MAKING HEDGEROW JUMBLE JAM & BRAMBLE MADEIRA CAKE September 29 2019
Autumn is my favourite time of year & while I'm out walking in the countryside I love to collect natural ingredients & try out traditional seasonal recipes - adding my own little twist. Blackberries, apples & damsons are plentiful at this time of this year & if you'd like to give them a try, these simple recipes will fill your home with the softly spiced scent of autumn.
HEDGEROW JUMBLE JAM
You will need:
900g prepared mixed fruit (e.g. blackberries, damsons, apples), 900g sugar, zest & juice of 3 oranges, 1 teaspoon of mixed spice
1. Place all ingredients into a large pan & boil gently for approximately 1/2 hour
2. Cover & leave to cool completely, then add a little water &/or re-cook until the desired consistency is reached
3. Allow the jam to cool slightly, before transferring into clean sterilized jars
This jam is delicious served on hot buttered toast, muffins or crumpets, it also makes a glorious filling for jam tarts.

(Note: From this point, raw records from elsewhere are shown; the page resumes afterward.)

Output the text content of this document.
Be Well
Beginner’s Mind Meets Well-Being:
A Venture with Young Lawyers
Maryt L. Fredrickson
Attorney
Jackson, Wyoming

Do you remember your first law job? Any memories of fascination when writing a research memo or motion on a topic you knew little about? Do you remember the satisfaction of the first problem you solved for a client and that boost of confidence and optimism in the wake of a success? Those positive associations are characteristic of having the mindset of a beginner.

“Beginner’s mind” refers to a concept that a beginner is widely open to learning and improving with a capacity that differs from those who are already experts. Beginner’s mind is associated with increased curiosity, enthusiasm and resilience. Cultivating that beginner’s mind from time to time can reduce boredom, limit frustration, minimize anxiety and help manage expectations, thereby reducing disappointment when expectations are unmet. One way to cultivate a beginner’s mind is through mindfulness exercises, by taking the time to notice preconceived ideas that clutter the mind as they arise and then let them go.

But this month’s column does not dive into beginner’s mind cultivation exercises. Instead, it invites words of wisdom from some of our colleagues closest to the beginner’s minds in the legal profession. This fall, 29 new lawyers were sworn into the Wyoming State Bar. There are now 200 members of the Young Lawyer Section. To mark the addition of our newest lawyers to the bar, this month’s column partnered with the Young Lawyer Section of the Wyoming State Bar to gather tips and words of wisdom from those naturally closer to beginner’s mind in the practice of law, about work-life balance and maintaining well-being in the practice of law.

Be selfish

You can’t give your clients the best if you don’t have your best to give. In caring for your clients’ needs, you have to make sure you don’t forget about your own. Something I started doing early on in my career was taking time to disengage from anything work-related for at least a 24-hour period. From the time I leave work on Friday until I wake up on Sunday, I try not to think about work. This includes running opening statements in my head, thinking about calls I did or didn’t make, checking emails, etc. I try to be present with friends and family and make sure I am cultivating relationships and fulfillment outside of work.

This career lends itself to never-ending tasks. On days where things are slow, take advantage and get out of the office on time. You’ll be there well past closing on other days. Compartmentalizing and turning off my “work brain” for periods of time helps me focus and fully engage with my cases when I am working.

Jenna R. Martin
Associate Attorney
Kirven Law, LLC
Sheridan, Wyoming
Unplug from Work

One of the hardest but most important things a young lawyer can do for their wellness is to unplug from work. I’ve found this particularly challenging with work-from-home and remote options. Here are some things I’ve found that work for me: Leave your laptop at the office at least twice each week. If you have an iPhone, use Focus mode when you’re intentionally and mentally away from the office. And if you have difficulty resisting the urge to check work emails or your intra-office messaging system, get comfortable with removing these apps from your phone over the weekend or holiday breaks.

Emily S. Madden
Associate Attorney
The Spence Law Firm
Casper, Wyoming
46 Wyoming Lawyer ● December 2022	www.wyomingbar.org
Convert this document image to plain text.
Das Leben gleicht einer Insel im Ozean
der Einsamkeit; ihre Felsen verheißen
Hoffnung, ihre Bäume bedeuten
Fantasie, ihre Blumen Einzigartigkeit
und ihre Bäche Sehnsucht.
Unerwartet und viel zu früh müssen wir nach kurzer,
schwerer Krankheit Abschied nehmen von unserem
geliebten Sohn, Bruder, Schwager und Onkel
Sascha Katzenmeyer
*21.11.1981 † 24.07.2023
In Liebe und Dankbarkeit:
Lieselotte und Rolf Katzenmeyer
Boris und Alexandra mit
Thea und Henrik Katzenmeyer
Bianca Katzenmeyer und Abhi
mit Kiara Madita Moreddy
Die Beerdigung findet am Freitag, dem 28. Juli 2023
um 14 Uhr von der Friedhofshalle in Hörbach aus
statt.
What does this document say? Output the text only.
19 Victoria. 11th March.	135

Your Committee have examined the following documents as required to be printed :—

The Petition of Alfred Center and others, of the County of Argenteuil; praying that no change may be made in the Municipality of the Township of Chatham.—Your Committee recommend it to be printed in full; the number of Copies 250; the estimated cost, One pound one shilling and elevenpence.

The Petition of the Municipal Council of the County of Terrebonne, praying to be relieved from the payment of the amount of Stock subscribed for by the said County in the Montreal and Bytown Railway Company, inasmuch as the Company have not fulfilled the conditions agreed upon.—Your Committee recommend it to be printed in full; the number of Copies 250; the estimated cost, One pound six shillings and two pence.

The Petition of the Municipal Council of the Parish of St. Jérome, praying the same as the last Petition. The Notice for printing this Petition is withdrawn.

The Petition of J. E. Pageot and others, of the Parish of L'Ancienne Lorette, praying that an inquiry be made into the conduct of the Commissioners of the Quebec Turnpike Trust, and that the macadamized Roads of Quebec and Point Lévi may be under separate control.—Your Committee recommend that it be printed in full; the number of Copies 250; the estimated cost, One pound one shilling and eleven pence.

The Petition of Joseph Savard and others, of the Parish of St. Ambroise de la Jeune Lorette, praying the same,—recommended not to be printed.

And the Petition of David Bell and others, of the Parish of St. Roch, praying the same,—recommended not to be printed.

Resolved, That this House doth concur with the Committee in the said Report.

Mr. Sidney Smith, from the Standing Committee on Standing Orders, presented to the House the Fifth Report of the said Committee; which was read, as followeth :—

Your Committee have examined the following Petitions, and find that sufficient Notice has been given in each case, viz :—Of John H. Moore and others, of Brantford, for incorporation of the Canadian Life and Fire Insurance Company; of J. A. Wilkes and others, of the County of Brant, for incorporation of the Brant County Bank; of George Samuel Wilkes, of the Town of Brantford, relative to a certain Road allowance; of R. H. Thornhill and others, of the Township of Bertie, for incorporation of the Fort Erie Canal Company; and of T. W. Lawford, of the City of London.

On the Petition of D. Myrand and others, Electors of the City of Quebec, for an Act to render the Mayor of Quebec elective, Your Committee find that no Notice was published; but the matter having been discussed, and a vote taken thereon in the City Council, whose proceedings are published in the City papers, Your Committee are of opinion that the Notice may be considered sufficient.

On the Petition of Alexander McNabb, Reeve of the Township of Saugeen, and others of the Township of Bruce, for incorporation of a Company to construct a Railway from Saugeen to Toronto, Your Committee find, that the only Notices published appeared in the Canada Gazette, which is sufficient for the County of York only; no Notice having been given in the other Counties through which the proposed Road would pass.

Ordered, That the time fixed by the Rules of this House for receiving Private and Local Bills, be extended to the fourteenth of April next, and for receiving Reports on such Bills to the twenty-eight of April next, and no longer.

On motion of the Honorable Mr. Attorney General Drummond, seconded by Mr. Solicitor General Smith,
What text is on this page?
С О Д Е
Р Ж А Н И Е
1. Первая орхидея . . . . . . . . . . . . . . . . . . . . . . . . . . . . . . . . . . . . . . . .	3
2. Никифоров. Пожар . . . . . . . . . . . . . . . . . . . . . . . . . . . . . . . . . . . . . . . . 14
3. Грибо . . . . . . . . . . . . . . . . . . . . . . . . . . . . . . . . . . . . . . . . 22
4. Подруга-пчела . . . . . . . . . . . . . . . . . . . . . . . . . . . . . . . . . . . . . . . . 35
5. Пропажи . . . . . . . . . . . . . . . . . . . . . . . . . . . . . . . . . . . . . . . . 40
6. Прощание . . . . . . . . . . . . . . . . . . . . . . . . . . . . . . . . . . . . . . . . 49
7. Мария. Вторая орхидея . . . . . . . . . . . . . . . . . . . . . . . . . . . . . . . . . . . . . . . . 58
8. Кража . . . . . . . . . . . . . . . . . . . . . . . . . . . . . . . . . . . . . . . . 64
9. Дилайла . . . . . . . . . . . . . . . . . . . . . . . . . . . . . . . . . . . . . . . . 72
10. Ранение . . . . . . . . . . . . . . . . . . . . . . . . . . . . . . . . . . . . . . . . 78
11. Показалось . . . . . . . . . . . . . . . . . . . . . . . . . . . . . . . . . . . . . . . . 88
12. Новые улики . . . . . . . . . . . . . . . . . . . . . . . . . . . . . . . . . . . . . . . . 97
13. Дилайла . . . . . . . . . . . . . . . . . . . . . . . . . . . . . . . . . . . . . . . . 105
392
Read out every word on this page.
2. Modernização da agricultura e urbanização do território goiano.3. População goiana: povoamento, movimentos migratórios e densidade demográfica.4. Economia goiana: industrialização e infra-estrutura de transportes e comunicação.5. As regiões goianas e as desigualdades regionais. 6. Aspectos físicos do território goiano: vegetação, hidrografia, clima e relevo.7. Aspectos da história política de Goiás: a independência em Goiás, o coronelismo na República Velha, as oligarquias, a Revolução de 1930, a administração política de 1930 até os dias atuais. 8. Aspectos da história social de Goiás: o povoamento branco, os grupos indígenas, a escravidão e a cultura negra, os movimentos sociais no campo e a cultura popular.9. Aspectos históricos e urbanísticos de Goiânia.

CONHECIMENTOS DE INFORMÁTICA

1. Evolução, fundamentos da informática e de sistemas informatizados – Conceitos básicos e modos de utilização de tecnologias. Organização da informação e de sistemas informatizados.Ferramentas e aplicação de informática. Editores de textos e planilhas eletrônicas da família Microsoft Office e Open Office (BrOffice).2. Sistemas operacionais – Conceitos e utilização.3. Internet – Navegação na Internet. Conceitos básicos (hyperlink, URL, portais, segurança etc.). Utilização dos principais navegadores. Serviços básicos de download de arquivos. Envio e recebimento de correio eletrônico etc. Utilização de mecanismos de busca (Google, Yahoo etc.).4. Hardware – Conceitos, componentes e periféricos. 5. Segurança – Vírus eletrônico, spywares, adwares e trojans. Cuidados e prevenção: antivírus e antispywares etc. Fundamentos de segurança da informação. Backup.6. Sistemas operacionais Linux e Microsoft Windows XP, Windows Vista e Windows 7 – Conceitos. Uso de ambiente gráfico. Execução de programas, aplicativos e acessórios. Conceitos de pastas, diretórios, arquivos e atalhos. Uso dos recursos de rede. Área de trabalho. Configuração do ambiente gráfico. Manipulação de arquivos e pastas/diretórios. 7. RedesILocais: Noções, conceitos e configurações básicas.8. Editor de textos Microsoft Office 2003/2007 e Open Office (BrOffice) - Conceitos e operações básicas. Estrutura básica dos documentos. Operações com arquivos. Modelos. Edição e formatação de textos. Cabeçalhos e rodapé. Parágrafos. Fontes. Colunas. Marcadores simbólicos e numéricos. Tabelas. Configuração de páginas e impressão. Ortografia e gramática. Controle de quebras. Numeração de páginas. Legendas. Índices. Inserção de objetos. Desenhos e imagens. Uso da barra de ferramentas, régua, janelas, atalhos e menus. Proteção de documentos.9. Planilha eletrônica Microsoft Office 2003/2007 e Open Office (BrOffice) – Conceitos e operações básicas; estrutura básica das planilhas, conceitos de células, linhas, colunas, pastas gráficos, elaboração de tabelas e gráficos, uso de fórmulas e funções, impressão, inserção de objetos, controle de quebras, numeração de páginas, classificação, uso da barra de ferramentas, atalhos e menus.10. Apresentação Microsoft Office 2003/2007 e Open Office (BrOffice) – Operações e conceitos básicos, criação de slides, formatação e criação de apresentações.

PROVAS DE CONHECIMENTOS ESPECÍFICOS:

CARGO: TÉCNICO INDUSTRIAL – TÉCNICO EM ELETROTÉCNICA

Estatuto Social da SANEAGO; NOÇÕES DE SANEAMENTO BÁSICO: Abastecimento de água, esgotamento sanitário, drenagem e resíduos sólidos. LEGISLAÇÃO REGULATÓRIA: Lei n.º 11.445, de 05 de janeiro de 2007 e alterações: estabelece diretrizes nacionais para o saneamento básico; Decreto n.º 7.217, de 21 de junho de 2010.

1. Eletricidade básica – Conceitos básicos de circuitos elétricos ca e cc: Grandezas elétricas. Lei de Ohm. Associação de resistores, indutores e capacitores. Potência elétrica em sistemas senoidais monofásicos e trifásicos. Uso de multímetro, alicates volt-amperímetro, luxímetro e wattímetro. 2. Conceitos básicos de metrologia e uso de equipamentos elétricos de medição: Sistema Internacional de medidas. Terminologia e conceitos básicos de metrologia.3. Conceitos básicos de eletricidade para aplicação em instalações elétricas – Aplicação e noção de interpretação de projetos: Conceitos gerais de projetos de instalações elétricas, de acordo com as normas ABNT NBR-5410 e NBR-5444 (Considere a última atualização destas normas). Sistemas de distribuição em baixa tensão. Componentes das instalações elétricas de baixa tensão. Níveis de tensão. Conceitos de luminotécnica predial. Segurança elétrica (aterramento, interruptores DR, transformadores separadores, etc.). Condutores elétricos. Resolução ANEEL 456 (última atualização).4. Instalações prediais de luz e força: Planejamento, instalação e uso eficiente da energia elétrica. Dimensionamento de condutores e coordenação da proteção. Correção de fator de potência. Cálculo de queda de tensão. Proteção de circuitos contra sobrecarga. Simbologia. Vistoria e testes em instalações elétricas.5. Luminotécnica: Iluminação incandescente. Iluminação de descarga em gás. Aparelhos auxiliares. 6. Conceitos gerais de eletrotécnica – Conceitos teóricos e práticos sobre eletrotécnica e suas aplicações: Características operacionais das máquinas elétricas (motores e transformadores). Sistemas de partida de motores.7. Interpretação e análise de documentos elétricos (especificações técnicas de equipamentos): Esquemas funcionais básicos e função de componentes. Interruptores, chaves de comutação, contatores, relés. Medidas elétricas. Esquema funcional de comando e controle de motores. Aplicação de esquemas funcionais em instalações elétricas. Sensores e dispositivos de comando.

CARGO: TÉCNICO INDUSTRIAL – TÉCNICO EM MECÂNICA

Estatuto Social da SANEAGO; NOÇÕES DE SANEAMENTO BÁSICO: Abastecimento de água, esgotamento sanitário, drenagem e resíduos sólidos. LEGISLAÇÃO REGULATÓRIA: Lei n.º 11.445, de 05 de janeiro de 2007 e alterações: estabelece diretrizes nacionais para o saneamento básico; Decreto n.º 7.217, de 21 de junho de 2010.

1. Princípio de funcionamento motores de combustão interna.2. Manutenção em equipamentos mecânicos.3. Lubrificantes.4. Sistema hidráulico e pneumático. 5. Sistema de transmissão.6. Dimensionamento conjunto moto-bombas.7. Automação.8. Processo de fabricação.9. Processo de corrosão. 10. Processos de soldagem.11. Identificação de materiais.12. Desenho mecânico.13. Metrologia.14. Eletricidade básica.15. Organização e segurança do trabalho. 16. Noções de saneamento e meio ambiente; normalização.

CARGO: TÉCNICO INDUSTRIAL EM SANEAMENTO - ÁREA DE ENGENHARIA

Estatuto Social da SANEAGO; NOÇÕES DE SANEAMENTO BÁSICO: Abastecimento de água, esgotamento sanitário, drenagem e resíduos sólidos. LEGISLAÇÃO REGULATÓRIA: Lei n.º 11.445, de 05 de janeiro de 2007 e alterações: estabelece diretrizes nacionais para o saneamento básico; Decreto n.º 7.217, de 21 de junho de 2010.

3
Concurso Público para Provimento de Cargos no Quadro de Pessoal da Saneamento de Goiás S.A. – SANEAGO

BRAMBLE & ALMOND MADEIRA CAKE
You will need:
250g butter, 250g sugar, 250g flour, 4 eggs,1 teaspoon baking powder, 250g blackberries, 150g flaked almonds, 1 teaspoon almond extract, milk to mix, a few extra blackberries & almonds to decorate
1. Cream butter & sugar, add eggs, flour, baking powder, almond extract & almonds & mix well
2. Dust blackberries with a little flour & fold gently into the cake mixture
2. Transfer mixture into a greased & lined cake tin & sprinkle the top with extra blackberries & almonds
3. Bake in a pre-heated oven at 170C for 40-50 minutes, or until the top is golden-brown & a skewer inserted into the centre comes out clean
4. Leave to cool slightly before turning out onto a wire rack, dust with icing sugar & garnish with extra blackberries
Simply enjoy with a cup of tea, or serve as a seasonal autumn pudding warmed with pouring cream.
That's all for now, thank you for reading.